Life

Saying "No" to Meat Mean Missing Out Socially?

by Alice Robb

As a lifelong vegetarian, I should be rejoicing over new research suggesting that my kind lives longer than meat-eaters. The latest study published in JAMA Internal Medicine, a Journal of the American Medical Association, which followed more than 73,000 people with various eating habits for nearly six years, found that a vegetarian diet protects against a whole host of scary things like heart disease, diabetes, and kidney failure.

But I, for one, am afraid studies like this will only provide more fodder for sanctimonious vegetarians—and more reason for people to assume that when I decline meat, I’m about to moralize at them.

When getting to know someone, there inevitably comes a point at which I must reveal my penchant for plant-based foods. I tend to qualify this confession by explaining that my parents are vegetarian. What I really mean is: “I’m not more environmental than you. I’m not healthier than you. I’m not about to throw away your cheeseburger.”

Vegetarianism is as much a claim on social identity as a personal health choice. One study found that two-thirds of self-proclaimed “vegetarians” in London actually consumed some kind of meat; they called themselves vegetarians because they wanted to associate with values like environmental responsibility, political correctness, and self-sacrifice.

In spite of my lacto-ovo diet, vegetarianism is not a claim I feel particularly entitled to make. I don’t own a single canvas bag, I always forget which bin is for recycling, and refraining from meat does not feel like a sacrifice. Sometimes I even ask for an extra paper cup at Starbucks, just ’cause I like the feeling of killing trees. (KIDDING. WAIT. COME BACK.)

Vegetarianism may have been thrust upon me as a hapless baby, but you might think it was my choice to remain a veggie. But by the time I realized people ate meat, it was Something Other People Did. To me, animals seemed about as edible as forks or knives. To this day, the smell of bacon—said to be the hardest scent for vegetarians to resist—appeals to me about as much as placenta lasagna.
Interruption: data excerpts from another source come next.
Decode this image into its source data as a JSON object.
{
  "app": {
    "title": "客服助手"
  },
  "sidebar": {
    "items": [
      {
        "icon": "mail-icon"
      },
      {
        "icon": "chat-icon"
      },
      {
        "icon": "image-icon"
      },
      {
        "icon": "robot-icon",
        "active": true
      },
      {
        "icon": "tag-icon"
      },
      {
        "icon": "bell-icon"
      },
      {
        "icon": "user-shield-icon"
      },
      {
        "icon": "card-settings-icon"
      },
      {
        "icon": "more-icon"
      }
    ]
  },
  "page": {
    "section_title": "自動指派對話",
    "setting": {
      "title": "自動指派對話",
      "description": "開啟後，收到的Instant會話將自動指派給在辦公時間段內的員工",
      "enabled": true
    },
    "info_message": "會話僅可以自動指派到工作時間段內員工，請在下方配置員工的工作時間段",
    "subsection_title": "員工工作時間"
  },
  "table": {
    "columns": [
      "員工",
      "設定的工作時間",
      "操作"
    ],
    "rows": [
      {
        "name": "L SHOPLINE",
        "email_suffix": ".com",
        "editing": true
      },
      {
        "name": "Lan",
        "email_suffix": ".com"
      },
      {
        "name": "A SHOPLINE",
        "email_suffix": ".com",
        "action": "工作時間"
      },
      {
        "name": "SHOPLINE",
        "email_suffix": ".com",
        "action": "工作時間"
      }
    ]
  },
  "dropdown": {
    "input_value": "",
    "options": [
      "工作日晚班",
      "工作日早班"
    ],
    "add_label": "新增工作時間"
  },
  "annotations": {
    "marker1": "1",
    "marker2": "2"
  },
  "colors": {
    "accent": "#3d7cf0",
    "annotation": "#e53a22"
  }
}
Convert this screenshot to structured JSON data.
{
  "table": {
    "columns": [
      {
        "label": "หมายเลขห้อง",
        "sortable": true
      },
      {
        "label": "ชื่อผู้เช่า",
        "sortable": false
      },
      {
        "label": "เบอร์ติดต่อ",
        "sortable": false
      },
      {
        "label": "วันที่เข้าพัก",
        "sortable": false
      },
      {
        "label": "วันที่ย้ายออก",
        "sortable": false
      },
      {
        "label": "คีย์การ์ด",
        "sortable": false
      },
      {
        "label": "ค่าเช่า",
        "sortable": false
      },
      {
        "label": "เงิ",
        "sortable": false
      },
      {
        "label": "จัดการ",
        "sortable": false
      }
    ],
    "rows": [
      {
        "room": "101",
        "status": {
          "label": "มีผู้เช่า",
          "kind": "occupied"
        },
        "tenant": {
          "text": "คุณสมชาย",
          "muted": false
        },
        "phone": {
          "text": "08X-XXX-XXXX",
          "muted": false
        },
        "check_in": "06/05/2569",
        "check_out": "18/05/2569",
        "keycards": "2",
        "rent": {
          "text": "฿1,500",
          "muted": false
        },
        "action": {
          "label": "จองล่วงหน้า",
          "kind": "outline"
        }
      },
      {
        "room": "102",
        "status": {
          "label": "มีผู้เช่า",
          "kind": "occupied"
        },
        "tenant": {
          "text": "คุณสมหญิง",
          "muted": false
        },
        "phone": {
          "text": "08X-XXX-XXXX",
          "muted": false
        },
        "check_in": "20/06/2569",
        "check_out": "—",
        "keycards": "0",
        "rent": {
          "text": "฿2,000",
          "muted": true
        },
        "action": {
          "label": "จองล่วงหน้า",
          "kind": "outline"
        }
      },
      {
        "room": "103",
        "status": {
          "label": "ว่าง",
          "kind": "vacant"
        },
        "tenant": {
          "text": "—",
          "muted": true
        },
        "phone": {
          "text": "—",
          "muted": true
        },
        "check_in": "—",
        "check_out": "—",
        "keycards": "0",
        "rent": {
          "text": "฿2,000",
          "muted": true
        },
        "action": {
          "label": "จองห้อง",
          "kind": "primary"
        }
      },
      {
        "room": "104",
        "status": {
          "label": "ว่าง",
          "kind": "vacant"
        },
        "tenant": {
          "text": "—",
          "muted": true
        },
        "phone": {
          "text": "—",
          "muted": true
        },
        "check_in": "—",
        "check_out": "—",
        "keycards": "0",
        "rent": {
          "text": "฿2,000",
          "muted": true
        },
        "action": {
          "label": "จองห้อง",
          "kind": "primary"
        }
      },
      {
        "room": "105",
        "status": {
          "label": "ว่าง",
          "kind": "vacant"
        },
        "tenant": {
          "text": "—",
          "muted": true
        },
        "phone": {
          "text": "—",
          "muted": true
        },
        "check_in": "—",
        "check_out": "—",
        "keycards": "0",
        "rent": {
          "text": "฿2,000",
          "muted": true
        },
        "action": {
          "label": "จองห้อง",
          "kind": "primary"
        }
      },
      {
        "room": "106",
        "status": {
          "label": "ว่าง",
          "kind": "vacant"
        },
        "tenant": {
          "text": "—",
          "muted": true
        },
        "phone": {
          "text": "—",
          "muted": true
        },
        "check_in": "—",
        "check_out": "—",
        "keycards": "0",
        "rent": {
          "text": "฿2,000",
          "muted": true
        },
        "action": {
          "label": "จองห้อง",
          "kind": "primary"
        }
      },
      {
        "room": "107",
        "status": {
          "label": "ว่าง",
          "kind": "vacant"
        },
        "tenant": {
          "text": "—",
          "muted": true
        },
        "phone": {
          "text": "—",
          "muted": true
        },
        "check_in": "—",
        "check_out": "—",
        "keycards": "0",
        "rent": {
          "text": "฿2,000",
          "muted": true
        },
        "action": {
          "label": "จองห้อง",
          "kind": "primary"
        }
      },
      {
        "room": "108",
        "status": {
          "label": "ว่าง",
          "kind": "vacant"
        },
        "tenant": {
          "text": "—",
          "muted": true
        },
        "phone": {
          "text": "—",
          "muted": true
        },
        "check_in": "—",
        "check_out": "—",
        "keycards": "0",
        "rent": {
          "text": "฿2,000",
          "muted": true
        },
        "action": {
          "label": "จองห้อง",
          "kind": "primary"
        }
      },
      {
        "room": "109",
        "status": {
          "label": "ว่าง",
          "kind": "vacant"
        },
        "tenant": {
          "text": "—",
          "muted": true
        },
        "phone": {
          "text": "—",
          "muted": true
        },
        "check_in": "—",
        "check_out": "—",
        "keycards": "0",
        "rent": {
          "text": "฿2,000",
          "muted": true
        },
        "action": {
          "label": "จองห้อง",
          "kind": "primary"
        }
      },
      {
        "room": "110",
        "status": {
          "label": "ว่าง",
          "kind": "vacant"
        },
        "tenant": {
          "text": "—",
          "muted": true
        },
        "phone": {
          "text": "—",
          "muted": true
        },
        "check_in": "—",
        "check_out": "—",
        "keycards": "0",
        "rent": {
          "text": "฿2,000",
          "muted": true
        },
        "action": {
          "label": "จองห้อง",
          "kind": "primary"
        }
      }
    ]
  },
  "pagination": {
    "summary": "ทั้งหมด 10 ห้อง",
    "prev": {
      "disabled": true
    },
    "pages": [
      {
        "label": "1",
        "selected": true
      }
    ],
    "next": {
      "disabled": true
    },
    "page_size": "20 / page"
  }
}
Whatever the health benefits, there are undeniable downsides to following a restrictive diet. For one thing, you have fewer options; as a vegetarian, you often have to take what’s given to you. Over the years, this has included some pretty questionable things—notably “quorn”, a British meat substitute made from factory-grown fungus, and a “salad” of undressed lettuce leaves and bits of tomato. (In case you're keeping score, "vegetarian” is not code for “anorexic.”)

There’s also the social awkwardness that comes from having to ask your friends to prepare something different when you come over for dinner, or hope that a restaurant other people have chosen will be able to cater to your tastes. Sharing food is a basic social experience; among Amazonian tribes like the Wari’ and the Panara, people are even thought to become kin by sharing food.

Speaking of other cultures, vegetarianism can be restrictive when traveling to places where meat is a staple (i.e. most places outside New York, San Francisco and Los Angeles). Vegetarians are necessarily less adventurous tourists, and I’m sure I’ve annoyed my traveling companions with my limitations. In Korea, where fish paste is as common as kale in Brooklyn, I stuck to vegetables and rice rather than sampling local specialties. Spending a month in a remote fishing village in Peru was the most challenging of all. I ate a lot of ­eggs.

So, yes, I might have a lower carbon footprint and a healthier heart. But does missing out on meat mean missing out?